The past 12 months have been the hottest on record for Earth, driven largely by the burning of fossil fuels, which pump large amounts of heat-trapping gases into the atmosphere. The researchers’ analysis found that nearly 80% of the world’s population has experienced at least 31 days of abnormally high temperatures since May last year, due to human-induced warming.

Suppose we don’t have The Earth is getting warmer nowUsing mathematical models of the global climate, scientists estimate that the number of unusually warm days will be far lower.

The differences varied by location. In some countries, the difference was as little as two or three weeks, the researchers found. In others, such as Colombia, Indonesia and Rwanda, the difference was as much as 120 days.

“This is a huge burden we place on humanity,” said Andrew Pershing, vice president for science at Climate Center, a nonprofit research and news organization in Princeton, New Jersey, and one of the researchers who conducted the new analysis. “It’s also a huge burden we place on nature.” In parts of South America and Africa, he said, “these 120 days simply wouldn’t exist without climate change.”

The global climate is currently shifting toward the La Nina phase of the El Nino-Southern Oscillation cycle. This typically portends cooler average temperatures. Even so, the recent high temperatures could have knock-on effects on weather and storms in some places in the coming months. Forecasters expect This year’s Atlantic hurricane season became unusually active, in part because of the unusually high sea temperatures in which the storm formed.

The analysis released Tuesday is a collaboration between several organizations: Climate Central, the Red Cross Red Crescent Climate Centre and World Weather Attribution, a scientific initiative that studies extreme weather events. The report’s authors consider a location to be unusually hot if the temperature on a given day exceeds 90 percent of daily temperatures recorded between 1991 and 2020.

The report found that since last May, Americans have experienced an average of 39 days of heat waves due to climate change. That’s 19 days more than in a hypothetical world without human-caused warming.
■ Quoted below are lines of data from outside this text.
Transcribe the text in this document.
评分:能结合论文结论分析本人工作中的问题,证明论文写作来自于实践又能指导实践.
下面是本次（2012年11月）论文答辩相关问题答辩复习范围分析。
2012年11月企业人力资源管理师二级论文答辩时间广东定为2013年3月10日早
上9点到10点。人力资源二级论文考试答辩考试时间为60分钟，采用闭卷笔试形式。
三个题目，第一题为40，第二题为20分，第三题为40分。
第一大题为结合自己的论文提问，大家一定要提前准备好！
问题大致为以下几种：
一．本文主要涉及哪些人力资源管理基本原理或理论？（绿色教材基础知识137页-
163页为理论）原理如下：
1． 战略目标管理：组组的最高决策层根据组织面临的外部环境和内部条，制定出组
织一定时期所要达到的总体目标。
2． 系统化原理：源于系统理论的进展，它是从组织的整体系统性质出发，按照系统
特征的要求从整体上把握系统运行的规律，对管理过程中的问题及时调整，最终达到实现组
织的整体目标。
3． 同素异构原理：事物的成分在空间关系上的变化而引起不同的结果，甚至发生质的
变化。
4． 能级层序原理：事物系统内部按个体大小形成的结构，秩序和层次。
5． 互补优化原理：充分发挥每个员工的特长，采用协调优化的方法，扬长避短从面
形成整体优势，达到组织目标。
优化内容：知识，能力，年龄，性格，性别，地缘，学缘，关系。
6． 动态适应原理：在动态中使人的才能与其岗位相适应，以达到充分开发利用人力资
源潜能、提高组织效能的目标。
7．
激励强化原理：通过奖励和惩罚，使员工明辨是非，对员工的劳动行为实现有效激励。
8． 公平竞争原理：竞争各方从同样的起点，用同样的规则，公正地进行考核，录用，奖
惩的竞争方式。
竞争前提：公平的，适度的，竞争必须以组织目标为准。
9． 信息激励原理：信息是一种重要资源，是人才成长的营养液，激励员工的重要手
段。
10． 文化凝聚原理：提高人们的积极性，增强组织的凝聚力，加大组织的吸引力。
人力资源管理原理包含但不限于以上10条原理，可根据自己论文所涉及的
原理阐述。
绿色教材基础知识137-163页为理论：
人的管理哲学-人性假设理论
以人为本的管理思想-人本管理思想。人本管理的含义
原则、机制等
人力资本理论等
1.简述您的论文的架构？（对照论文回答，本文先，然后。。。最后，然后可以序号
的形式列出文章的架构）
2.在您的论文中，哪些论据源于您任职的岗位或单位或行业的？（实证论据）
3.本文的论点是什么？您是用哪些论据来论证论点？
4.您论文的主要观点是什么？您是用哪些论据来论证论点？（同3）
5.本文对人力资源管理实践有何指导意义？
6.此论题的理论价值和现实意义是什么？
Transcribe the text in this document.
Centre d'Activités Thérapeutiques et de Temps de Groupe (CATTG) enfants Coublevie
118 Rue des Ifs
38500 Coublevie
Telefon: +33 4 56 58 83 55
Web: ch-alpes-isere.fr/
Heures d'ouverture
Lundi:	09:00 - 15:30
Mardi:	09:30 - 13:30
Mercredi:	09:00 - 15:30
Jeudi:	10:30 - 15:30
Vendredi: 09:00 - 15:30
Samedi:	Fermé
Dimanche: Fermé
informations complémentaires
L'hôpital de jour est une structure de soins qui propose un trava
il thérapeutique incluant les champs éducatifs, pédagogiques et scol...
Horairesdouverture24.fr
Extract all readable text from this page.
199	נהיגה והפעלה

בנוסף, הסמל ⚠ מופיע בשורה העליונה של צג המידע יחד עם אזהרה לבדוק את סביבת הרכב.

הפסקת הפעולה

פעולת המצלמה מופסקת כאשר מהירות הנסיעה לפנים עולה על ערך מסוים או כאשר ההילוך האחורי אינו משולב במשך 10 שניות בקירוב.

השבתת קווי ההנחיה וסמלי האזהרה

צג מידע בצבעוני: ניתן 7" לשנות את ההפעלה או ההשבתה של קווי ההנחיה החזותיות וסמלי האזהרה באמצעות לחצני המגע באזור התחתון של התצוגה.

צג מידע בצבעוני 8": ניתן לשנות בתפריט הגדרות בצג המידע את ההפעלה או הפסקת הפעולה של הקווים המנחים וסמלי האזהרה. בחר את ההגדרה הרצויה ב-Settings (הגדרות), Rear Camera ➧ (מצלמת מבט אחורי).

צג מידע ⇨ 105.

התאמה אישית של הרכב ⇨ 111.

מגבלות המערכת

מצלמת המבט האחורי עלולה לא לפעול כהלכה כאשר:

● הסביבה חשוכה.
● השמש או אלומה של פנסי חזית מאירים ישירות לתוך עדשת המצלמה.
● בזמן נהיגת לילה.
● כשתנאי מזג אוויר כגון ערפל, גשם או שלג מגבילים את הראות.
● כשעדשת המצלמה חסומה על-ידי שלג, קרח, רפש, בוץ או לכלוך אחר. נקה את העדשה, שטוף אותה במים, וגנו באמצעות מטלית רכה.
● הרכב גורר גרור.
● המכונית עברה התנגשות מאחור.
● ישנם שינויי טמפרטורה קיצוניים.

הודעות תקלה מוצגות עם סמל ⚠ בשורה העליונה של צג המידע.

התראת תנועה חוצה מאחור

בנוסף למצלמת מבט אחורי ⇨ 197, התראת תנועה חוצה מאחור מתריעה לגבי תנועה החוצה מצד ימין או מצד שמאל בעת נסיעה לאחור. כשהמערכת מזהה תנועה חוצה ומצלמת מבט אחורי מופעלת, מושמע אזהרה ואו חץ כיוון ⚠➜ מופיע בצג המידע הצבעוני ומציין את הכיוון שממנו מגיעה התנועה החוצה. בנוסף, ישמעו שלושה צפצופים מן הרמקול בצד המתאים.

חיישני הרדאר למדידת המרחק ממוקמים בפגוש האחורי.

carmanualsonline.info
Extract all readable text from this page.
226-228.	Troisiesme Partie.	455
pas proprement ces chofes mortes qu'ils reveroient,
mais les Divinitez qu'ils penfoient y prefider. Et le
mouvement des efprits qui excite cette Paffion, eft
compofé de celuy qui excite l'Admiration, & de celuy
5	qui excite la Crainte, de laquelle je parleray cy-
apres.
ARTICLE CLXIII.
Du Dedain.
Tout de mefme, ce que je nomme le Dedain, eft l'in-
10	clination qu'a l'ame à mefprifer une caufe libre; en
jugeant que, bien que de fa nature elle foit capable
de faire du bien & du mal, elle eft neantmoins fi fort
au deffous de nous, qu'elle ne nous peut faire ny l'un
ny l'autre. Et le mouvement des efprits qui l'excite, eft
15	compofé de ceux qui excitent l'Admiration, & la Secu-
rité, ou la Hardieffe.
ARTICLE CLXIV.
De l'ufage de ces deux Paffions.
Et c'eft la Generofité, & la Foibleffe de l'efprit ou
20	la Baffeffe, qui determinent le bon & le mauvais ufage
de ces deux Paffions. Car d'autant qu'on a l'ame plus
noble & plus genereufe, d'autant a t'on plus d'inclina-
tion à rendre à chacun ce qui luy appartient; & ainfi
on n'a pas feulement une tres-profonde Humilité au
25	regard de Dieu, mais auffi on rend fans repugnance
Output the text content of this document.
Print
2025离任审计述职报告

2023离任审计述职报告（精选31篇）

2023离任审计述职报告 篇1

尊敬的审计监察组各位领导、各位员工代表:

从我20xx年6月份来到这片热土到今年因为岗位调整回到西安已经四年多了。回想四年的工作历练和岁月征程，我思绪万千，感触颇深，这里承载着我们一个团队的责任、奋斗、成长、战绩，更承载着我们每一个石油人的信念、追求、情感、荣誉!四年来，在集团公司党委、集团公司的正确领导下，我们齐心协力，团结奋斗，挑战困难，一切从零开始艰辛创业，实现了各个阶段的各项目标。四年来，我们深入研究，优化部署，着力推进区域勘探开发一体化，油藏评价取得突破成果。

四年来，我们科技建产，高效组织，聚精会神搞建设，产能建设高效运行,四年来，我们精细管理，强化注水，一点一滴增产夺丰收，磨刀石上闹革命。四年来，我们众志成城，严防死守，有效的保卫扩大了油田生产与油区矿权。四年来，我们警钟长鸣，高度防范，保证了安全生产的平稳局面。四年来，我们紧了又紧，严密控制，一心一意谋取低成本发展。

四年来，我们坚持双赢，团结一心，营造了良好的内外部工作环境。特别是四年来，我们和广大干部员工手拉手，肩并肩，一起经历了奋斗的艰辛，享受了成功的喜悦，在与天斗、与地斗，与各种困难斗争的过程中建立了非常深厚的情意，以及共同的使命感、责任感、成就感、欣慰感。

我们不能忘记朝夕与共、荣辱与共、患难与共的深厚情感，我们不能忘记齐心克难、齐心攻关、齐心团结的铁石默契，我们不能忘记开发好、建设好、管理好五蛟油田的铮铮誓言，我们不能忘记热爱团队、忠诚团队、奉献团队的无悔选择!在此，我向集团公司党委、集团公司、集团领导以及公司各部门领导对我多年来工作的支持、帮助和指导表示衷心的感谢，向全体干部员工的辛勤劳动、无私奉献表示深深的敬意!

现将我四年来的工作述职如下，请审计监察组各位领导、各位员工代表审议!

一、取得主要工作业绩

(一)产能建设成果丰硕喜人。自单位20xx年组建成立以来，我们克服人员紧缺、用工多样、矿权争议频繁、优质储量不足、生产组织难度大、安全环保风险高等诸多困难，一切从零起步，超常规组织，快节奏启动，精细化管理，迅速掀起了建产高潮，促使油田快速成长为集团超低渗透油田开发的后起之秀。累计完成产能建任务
In some states, including Arizona and New Mexico in the Southwest and Washington and Oregon in the Northwest, the difference in heat waves was 30 days or more, a full month longer.

The scientists also counted how many extreme heat waves the Earth has experienced since May last year, which they define as abnormally high temperatures over a large area lasting three days or longer that cause significant loss of life or disruption to infrastructure and industry.

The researchers found 76 such events in the past year on every continent except Antarctica, affecting 90 countries. India is scorching hot Last spring. Extremely hot Last summer, wildfires intensified in North America, Europe, and East Asia, straining power grids. Excessive warmth From Africa to the Middle East Southeast Asia.